Question

Solve the given quadratic equation: ${{x}^{4}}+4=0$

Answer 1

Factorize the given polynomial equation into linear factors by using the identity ${{a}^{2}}-{{b}^{2}}=\left( a+b \right)\left( a-b \right)$. Equate the linear factors to zero and simplify it to find the roots of the given equation.

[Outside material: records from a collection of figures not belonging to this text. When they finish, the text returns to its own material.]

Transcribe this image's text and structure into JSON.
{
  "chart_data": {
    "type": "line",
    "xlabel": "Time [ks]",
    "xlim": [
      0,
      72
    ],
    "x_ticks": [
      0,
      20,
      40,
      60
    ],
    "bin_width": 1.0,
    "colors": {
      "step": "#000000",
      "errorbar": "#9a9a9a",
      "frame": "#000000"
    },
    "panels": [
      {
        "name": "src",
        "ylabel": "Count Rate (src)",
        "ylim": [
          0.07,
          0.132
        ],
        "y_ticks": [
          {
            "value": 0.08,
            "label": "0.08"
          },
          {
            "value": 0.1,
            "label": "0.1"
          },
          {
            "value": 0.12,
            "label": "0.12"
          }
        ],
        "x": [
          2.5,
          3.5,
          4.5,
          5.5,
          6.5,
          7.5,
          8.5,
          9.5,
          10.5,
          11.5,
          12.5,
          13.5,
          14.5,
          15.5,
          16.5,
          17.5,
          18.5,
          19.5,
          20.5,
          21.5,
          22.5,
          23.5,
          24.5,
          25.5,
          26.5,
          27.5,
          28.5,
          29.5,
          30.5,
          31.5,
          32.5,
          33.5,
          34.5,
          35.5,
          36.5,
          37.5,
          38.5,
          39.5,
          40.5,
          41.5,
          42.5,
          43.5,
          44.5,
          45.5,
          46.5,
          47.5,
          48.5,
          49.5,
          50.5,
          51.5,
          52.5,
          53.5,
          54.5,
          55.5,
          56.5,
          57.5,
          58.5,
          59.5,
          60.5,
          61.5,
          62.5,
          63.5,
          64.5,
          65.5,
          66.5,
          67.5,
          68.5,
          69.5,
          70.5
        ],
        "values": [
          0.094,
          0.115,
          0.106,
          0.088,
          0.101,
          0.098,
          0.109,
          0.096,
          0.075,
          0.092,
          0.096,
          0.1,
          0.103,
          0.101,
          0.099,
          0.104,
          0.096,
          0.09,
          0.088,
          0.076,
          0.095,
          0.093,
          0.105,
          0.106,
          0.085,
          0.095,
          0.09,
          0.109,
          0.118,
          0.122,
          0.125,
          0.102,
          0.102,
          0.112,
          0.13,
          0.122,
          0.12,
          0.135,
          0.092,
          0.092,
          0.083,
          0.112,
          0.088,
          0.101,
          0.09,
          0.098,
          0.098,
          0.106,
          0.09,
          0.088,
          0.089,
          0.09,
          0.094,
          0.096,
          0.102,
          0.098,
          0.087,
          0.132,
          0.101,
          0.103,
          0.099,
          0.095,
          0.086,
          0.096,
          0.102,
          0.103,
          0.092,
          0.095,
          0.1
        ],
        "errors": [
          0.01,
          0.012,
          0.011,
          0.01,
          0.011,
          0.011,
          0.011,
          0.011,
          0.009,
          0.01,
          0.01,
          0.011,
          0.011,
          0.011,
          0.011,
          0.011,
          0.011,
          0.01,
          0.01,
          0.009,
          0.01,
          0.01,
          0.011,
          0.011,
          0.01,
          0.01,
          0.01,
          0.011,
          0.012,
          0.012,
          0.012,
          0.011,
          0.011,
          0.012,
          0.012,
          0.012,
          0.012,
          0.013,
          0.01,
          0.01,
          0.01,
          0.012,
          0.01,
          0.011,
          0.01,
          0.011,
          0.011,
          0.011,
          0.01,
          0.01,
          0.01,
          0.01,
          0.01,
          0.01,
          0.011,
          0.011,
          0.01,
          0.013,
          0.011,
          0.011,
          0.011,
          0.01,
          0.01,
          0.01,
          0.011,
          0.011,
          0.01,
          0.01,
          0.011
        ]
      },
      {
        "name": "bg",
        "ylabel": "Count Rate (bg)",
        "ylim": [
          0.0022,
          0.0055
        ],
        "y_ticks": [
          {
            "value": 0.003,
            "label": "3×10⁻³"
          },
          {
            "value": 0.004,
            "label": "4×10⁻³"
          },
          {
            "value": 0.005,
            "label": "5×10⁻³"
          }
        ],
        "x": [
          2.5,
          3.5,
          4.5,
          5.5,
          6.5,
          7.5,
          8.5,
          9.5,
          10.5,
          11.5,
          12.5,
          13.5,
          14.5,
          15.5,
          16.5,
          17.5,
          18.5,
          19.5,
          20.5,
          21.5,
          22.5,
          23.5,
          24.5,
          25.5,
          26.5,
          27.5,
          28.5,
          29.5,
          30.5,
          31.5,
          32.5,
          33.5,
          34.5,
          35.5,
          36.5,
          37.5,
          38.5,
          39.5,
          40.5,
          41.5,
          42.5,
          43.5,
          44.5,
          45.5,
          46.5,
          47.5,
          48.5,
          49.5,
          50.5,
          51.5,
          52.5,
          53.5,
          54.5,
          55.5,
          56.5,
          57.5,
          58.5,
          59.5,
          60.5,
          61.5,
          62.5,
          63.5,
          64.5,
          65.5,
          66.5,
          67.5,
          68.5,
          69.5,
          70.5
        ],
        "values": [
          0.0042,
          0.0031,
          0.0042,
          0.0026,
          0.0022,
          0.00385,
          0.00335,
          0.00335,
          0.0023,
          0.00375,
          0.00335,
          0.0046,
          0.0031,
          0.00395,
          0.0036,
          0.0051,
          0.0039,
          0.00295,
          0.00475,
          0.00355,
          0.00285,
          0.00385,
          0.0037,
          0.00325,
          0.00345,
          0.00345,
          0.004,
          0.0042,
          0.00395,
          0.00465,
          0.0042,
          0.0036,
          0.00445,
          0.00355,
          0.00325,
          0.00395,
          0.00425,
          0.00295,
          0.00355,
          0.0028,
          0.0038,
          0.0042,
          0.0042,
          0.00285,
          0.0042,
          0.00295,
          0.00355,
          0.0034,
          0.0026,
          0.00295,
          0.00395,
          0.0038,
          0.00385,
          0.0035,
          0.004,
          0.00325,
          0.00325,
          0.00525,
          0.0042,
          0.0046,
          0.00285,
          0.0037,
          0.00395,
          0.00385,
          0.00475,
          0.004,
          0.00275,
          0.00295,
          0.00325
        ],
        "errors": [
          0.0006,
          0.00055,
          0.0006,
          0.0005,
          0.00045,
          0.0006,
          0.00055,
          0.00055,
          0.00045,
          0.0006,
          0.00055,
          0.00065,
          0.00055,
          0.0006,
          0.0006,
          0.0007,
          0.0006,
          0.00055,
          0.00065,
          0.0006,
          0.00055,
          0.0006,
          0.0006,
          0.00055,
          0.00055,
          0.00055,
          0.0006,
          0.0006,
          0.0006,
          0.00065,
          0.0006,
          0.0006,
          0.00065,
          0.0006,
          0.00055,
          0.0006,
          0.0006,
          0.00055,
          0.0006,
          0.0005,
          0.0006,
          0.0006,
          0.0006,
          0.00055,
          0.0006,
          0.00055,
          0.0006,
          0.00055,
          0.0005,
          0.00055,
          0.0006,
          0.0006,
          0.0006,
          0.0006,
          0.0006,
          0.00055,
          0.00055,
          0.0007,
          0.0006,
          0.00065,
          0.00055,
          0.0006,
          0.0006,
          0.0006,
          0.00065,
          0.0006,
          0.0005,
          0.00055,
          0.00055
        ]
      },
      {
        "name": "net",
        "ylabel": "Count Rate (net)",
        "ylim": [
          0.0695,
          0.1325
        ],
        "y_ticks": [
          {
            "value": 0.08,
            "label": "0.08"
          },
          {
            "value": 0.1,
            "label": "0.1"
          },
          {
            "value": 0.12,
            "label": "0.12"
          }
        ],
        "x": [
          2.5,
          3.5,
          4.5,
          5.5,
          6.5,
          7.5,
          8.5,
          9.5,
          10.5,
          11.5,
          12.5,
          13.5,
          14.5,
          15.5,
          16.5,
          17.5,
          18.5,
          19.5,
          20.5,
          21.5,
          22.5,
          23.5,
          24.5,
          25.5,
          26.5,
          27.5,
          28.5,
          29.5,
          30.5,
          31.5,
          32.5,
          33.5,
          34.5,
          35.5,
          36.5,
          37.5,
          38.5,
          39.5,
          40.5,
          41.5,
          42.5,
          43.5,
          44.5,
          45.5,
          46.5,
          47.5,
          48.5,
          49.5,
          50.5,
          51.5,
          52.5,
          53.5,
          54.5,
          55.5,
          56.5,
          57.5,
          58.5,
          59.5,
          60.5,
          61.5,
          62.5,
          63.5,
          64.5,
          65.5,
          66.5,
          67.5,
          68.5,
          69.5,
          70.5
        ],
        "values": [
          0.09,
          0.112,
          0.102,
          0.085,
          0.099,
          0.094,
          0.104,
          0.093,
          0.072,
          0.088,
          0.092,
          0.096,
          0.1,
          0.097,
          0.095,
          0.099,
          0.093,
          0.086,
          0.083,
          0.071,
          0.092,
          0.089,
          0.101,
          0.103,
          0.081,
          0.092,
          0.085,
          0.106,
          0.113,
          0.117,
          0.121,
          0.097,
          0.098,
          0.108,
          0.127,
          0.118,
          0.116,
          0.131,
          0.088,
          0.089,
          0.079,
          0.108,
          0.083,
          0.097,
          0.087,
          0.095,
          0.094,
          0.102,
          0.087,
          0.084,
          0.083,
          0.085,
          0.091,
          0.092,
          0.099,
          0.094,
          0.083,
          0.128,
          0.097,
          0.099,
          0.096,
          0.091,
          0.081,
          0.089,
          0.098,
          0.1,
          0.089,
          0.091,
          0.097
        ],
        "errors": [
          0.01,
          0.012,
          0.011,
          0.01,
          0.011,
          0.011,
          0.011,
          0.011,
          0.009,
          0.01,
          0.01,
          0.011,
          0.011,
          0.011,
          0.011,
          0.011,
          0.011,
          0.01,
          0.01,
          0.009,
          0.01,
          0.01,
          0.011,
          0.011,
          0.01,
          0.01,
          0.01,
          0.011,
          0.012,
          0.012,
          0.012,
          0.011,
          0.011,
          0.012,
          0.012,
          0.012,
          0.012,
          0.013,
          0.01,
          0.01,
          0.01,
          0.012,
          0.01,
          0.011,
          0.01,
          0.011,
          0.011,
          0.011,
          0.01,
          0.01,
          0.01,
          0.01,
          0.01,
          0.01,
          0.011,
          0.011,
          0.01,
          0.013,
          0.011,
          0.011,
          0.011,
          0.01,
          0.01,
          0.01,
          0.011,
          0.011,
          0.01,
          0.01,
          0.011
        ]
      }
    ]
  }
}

Complete step-by-step answer :
We have the equation ${{x}^{4}}+4=0$.
We observe that the equation given to us is a polynomial equation. Polynomial is an expression consisting of variables and coefficients that involves only the operations of addition, subtraction, multiplication or division, and non-negative integer exponents of variables.
Degree of a polynomial is the value of the highest power of degrees of its individual term. We observe that the polynomial given to us is of degree 4.
We have to find the roots of this equation. We will factorize the given equation into linear factors by using the identity ${{a}^{2}}-{{b}^{2}}=\left( a+b \right)\left( a-b \right)$.
We can rewrite the equation ${{x}^{4}}+4=0$ as ${{\left( {{x}^{2}} \right)}^{2}}-\left( -4 \right)=0$.
We know that ${{i}^{2}}=-1$, where $i$ is a cube root of unity.
Thus, we can write -4 as $-4={{\left( 2i \right)}^{2}}$.
So, we can rewrite the equation ${{\left( {{x}^{2}} \right)}^{2}}-\left( -4 \right)=0$ as ${{\left( {{x}^{2}} \right)}^{2}}-{{\left( 2i \right)}^{2}}=0$.
We know the identity ${{a}^{2}}-{{b}^{2}}=\left( a+b \right)\left( a-b \right)$.
Substituting $a={{x}^{2}},b=2i$ in the above equation, we have ${{\left( {{x}^{2}} \right)}^{2}}-{{\left( 2i \right)}^{2}}=\left( {{x}^{2}}-2i \right)\left( {{x}^{2}}+2i \right)=0$.
Thus, we have factorized the equation ${{x}^{4}}+4=0$ as $\left( {{x}^{2}}-2i \right)\left( {{x}^{2}}+2i \right)=0$.
We will further factorize into linear factors.
Using the identity ${{a}^{2}}-{{b}^{2}}=\left( a+b \right)\left( a-b \right)$, we can write ${{x}^{2}}-2i$ as ${{x}^{2}}-2i=\left( x+\sqrt{2i} \right)\left( x-\sqrt{2i} \right).....\left( 2 \right)$.
Similarly, we can write ${{x}^{2}}+2i$ as ${{x}^{2}}+2i={{x}^{2}}-\left( -2i \right)={{x}^{2}}-{{\left( \sqrt{-2i} \right)}^{2}}$.
We can further simplify to write it as ${{x}^{2}}+2i={{x}^{2}}-{{\left( \sqrt{-2i} \right)}^{2}}=\left( x+i\sqrt{2i} \right)\left( x-i\sqrt{2i} \right).....\left( 3 \right)$.
Substituting equation (2) and (3) in equation (1), we have ${{x}^{4}}+4=\left( {{x}^{2}}-2i \right)\left( {{x}^{2}}+2i \right)=\left( x+\sqrt{2i} \right)\left( x-\sqrt{2i} \right)\left( x+i\sqrt{2i} \right)\left( x-i\sqrt{2i} \right)$.
So, we have ${{x}^{4}}+4=\left( x+\sqrt{2i} \right)\left( x-\sqrt{2i} \right)\left( x+{{i}^{\dfrac{3}{2}}}\sqrt{2} \right)\left( x-{{i}^{\dfrac{3}{2}}}\sqrt{2} \right)=0$.
Thus, we have $x=-\sqrt{2i},\sqrt{2i},{{i}^{\dfrac{3}{2}}}\sqrt{2},-{{i}^{\dfrac{3}{2}}}\sqrt{2}$.
Hence, the roots of the equation ${{x}^{4}}+4=0$ are $x=-\sqrt{2i},\sqrt{2i},{{i}^{\dfrac{3}{2}}}\sqrt{2},-{{i}^{\dfrac{3}{2}}}\sqrt{2}$.

Note :To check if the calculated roots are correct or not, we can substitute the value of roots in the equation and check if they satisfy the given equation or not. We can also solve this equation by factorizing the given equation using splitting the middle term or completing the square method.